The main trick, in my experience, to adding smooth transparency to an image in GIMP is using the Layer → Transparency → Color to Alpha... tool. Of course, you have to know how to use it to good effect — on its own, all it does is make your images look all funny and translucent.
If I take the image you posted above, and just run Color to Alpha on it (picking white for the transparent color, of course), what I get is this:
As you can see, this image looks fine on a light background. Unfortunately, putting it on a dark background makes the gray elements vanish completely, and the blue parts don't look so great either:
The problem is that the Color to Alpha tool did what it was supposed to do: it converted all the white in the original image into transparency. This means that the gray lines became semi-transparent black lines, and the light blue became semi-transparent dark blue.
What we really want, however, is presumably that the basic colors of the text and the other elements of the logo should stay opaque, and only the anti-aliased pixels around their edges should become semi-transparent. To fix this, we need to add some white back into the colors.
One way to achieve that, for an image like this where the opaque areas consist mostly of single colors, is this:
Duplicate the layer.
On the lower layer, convert the transparency to a mask by doing Layer → Mask → Add Layer Mask... and selecting "Transfer layer's alpha channel".
After transferring the transparency to a mask, make the lower layer completely white (e.g. using the Bucket Fill tool in "Fill whole selection" mode).
You've now added some white to all the colors of the image, but the interiors of the letters and figures still aren't completely opaque. To make them so, we need to normalize the mask on the lower layer — but, since the different parts of the image have different colors and lightnesses, we need to do it separately for each part.
To do that, click on the mask of the lower layer in the Layers dialog to edit it, use the Rectangle Select tool to select each distinct part of the image (the "B", the "NANO" and the drawing above them) in turn, and run Colors → Auto → Normalize on each selection.
After doing all that (and optionally merging the layers), the result should look like this:
If you compare this with the first image above, there's almost no difference to be seen. But see what happens when we put it on a black background:
Now the colors look opaque, but the background is still transparent and the edges are smooth.
Unfrotunately, you can also see some gray fringing around the letters, especially the "B". I suspect this is mostly because the original JPEG image already suffered from chroma loss in those areas due to lossy compression, it just wasn't so apparent on a white background.
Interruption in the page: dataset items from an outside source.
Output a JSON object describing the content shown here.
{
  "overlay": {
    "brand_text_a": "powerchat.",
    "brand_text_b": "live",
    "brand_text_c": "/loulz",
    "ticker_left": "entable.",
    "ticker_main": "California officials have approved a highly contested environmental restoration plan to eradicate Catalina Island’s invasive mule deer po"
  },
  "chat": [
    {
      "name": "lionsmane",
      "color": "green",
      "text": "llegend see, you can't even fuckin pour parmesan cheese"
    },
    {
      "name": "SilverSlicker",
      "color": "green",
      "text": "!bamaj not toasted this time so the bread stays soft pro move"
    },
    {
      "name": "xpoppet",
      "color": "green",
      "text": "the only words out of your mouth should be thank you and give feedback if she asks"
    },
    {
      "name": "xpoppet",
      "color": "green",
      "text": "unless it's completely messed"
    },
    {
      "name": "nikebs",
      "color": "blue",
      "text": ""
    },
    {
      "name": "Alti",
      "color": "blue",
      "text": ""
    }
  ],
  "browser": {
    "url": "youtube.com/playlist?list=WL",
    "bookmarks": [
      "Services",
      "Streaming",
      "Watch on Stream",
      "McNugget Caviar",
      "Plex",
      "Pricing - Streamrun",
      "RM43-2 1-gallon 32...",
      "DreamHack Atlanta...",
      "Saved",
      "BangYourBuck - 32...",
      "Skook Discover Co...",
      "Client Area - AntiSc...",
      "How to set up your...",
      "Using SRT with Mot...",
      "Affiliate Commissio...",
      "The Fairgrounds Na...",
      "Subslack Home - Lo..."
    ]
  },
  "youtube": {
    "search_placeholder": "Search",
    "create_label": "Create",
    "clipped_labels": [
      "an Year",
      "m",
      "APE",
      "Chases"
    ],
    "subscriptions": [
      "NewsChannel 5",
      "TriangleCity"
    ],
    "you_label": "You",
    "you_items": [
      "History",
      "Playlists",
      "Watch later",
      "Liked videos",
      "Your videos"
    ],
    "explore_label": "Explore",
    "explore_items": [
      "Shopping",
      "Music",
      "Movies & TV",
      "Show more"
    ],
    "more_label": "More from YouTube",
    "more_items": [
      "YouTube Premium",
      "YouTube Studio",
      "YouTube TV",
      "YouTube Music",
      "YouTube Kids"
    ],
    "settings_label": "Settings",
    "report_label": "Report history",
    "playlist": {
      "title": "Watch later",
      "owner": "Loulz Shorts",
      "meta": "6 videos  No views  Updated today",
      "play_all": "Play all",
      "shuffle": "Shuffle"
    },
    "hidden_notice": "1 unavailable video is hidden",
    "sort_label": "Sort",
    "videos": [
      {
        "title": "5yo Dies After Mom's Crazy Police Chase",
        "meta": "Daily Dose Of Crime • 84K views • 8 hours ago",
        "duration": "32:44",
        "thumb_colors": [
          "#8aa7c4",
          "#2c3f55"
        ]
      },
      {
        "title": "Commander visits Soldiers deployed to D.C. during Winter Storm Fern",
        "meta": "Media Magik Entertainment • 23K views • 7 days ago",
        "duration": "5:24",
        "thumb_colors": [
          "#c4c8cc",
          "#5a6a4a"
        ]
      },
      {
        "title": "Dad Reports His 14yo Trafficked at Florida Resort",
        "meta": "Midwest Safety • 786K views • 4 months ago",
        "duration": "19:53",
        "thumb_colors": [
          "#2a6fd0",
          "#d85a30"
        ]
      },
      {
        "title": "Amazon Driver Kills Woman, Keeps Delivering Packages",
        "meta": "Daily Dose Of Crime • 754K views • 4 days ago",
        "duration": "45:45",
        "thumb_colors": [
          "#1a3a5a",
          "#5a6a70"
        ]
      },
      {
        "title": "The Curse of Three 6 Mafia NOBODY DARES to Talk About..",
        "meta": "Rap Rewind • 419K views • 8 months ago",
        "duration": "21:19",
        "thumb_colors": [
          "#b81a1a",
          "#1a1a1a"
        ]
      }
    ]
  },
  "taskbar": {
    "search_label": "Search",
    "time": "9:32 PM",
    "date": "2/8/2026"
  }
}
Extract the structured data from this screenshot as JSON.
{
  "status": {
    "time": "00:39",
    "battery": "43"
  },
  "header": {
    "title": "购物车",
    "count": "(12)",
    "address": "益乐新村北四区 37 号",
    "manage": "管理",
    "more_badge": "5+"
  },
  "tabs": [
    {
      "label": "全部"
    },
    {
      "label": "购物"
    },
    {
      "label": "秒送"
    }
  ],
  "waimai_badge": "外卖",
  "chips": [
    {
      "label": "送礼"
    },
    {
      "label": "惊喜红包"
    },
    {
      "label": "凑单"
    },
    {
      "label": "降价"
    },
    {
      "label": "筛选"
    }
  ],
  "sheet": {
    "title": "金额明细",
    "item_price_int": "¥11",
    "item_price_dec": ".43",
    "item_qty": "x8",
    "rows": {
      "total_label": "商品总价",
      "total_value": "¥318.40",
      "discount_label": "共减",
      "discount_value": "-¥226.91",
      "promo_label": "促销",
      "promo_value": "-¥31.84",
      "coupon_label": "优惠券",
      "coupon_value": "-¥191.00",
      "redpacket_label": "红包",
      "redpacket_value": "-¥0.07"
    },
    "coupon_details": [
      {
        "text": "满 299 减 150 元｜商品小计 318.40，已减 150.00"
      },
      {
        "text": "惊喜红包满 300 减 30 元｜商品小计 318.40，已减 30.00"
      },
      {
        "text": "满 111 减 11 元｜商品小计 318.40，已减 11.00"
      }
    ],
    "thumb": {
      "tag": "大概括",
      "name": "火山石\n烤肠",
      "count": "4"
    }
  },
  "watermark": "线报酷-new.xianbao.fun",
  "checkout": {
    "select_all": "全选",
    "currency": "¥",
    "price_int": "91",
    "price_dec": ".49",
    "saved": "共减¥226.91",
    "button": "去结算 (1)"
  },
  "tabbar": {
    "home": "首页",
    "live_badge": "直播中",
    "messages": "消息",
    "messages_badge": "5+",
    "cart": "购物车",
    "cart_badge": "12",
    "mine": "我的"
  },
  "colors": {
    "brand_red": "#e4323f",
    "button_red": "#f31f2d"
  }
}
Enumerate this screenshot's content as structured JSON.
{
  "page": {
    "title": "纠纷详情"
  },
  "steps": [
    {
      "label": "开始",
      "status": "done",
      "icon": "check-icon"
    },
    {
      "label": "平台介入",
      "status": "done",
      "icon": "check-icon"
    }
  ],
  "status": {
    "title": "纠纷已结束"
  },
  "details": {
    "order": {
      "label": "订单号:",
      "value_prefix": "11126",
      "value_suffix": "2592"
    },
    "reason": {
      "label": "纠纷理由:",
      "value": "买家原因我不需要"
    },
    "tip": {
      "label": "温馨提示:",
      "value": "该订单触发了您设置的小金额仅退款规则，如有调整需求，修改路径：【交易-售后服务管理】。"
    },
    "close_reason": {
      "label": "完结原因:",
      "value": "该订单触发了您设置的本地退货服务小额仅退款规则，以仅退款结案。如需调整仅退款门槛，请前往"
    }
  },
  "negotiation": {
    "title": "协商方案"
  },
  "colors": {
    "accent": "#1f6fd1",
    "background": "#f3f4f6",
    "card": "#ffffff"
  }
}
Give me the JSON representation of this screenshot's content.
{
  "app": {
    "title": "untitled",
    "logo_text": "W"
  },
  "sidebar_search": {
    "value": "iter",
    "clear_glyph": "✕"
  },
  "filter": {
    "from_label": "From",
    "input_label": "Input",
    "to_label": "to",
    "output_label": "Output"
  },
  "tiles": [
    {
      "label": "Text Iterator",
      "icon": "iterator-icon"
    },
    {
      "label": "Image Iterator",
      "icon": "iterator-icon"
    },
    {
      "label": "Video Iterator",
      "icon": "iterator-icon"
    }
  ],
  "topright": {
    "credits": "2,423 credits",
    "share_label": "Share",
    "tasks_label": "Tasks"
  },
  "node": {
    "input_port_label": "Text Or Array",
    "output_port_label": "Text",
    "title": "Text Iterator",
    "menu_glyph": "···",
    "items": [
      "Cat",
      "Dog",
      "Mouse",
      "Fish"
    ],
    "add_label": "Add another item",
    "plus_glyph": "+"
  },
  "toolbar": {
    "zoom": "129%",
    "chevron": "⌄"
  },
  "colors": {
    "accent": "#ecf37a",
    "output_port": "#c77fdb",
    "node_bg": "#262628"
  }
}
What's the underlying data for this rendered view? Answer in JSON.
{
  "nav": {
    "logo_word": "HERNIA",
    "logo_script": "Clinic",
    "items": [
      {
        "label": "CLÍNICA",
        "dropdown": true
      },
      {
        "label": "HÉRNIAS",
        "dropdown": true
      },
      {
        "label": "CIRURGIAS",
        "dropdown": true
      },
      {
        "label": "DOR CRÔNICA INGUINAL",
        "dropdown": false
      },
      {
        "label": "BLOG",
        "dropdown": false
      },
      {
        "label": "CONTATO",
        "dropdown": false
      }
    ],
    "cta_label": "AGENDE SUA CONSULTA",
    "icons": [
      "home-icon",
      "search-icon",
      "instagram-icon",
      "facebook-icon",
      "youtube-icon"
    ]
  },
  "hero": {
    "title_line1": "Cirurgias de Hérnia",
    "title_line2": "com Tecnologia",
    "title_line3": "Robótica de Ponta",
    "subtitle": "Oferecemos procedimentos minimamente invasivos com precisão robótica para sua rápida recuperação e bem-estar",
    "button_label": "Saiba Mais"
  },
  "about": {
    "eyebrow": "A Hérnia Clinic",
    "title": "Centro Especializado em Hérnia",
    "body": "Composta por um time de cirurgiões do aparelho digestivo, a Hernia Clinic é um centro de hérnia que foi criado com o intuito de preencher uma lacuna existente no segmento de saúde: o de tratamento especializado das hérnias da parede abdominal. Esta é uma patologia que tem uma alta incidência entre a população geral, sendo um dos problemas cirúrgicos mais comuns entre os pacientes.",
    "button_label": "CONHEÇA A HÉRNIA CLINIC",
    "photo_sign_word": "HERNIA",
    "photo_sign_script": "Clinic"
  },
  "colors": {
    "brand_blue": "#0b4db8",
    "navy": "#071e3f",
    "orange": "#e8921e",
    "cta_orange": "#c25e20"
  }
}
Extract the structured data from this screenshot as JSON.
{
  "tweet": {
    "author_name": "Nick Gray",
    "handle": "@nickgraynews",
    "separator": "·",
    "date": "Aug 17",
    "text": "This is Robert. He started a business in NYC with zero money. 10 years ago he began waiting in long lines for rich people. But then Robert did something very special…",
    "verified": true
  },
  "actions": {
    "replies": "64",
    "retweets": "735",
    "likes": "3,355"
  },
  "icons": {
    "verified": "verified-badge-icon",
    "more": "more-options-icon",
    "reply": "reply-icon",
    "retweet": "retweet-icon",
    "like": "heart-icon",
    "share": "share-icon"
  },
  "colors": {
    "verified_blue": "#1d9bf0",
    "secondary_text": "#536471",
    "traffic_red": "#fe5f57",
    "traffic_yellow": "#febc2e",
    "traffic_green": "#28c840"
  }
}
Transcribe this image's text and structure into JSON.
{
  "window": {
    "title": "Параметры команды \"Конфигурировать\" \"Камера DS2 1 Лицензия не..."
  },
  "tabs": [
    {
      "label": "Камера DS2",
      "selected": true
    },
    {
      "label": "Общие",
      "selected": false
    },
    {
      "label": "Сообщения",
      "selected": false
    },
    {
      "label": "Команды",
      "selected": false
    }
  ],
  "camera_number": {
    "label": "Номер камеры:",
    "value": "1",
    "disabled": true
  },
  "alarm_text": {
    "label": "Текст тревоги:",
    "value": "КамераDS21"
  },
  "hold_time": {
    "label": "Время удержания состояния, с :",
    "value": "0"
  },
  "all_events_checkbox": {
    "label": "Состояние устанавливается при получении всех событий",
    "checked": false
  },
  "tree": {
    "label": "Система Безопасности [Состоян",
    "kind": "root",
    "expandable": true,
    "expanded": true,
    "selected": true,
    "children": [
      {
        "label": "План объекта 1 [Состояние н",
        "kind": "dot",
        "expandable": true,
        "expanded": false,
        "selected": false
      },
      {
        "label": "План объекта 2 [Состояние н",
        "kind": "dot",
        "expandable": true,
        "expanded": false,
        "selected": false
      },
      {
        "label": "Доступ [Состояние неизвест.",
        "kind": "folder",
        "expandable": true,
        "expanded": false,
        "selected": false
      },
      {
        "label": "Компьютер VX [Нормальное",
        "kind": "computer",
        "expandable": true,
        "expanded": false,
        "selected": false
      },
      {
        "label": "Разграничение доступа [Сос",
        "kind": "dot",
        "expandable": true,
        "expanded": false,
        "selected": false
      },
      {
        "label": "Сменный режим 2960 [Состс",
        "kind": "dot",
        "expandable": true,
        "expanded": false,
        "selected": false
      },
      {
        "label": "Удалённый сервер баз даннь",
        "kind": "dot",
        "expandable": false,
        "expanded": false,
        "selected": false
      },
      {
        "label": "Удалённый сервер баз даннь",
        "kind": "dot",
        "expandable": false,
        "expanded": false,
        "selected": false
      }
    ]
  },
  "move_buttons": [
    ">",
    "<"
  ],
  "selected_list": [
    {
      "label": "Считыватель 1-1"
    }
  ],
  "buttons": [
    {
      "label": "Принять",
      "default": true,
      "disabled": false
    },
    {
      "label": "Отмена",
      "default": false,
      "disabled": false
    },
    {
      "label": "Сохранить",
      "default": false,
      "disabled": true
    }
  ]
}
There are two ways (that I know of) to try to fix that: you can either manually adjust the mask color levels on the white layer to reduce the fringing, or you can try sampling the solid colors from the letters in the original image and replacing the white on the lower layer white those solid colors (Rectangle Select, Bucket Fill). Or you can even try both.
However, all this is really something you should only try if you have no other choice. A much better solution is to try and find the original vector (AI, SVG, EPS, PDF, etc.) files from which these logos were surely rendered — they should have full transparency information, be free of compression artifacts, and be scalable too! Only if it's really impossible to obtain the originals should you even consider working from low-resolution JPEG files like these.
Also, even if you do end up using the bitmaps, you could still get a much cleaner result by redrawing some of the elements — in particular the text, which seems to be simple Copperplate.